The Tree's Age and Species
Apple trees tend to live for around 35-45 years, while a Giant Redwood can live up to 2,200 years. The point is you need to get to know your tree. Do your research and work out its age and species before deciding whether to remove it or incorporate it into your fence line.
Mother Nature's Influence
No matter how well you design your fence, Mother Nature will at some point in the future throw a branch in the works. Trees shed branches, their roots grow thicker and more expansive, and their trunks widen with age.
Your fence hardware could even become part of the tree itself in time. Consider this when thinking about the costs, both long term and short term.
The Appearance of the Fence
A good fence doesn't just provide you with privacy and a barrier to keep your dog from escaping. It should also add to the beauty of the landscape in colour and shape. For instance, if the rest of your garden is well-ordered and neat, but your fence is awkwardly designed and constructed to accommodate a tree, you may soon regret your decision to blend the two.
If the fence is on your property line, consult with your neighbours about your options.
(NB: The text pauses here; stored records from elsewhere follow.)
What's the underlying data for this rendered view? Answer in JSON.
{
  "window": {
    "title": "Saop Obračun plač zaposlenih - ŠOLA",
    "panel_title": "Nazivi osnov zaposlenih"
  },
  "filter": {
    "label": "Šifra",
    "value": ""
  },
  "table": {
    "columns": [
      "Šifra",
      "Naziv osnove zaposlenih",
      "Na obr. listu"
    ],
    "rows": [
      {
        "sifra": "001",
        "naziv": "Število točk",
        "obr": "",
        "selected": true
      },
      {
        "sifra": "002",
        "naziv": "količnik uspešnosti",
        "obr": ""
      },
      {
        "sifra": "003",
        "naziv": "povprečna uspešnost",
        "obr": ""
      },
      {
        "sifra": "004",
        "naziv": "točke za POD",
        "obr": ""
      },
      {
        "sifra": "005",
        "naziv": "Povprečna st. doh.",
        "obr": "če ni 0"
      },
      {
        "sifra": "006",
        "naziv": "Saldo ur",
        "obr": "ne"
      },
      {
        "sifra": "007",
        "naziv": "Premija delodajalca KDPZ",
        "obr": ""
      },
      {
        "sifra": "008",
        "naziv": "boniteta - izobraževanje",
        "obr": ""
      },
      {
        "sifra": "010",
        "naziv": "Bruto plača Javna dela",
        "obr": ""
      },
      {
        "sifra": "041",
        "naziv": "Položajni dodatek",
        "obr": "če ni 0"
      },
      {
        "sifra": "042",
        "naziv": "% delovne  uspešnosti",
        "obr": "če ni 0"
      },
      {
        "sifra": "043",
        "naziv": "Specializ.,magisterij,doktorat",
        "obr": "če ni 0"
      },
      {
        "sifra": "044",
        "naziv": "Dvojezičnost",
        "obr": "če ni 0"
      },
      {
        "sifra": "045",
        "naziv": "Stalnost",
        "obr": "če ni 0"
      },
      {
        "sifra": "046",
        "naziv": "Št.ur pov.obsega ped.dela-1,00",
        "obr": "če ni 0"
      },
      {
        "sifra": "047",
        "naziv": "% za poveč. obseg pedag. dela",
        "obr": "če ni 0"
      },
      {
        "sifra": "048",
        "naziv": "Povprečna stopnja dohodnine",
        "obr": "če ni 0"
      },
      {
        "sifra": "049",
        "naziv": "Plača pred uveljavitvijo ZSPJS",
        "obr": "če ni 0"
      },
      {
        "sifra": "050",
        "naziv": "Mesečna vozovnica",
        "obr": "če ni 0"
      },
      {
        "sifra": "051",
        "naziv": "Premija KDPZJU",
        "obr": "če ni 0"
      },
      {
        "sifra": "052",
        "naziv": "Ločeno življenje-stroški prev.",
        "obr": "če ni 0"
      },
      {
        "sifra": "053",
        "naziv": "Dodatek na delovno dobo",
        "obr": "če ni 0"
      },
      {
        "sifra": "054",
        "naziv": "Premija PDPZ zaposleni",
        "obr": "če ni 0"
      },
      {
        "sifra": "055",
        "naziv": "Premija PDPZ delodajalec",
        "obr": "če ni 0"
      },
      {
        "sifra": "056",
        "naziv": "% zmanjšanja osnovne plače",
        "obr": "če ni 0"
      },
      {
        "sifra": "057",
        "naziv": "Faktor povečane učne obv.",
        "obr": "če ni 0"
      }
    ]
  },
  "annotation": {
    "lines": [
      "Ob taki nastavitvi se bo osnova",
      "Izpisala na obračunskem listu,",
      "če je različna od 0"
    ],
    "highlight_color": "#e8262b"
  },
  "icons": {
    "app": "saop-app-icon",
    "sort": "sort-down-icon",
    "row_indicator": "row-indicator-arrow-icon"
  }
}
Together, you may be able to come up with a better idea than using the tree as a living fence post. For instance, your neighbours may allow you to move the fence two or three feet onto their property so you can go around the tree instead.
If you are unsure of how to proceed, hire an arborist to assess the tree before doing anything else. Bear in mind too, that even if you have to remove the tree you can replace it with another one that will provide you with the same benefits in 10-15 years time. Young trees can even be trained to become part of a fence using a process known as "espalier". Whatever you decide, make sure you have all the facts you begin as Mother Nature may have plans of her own.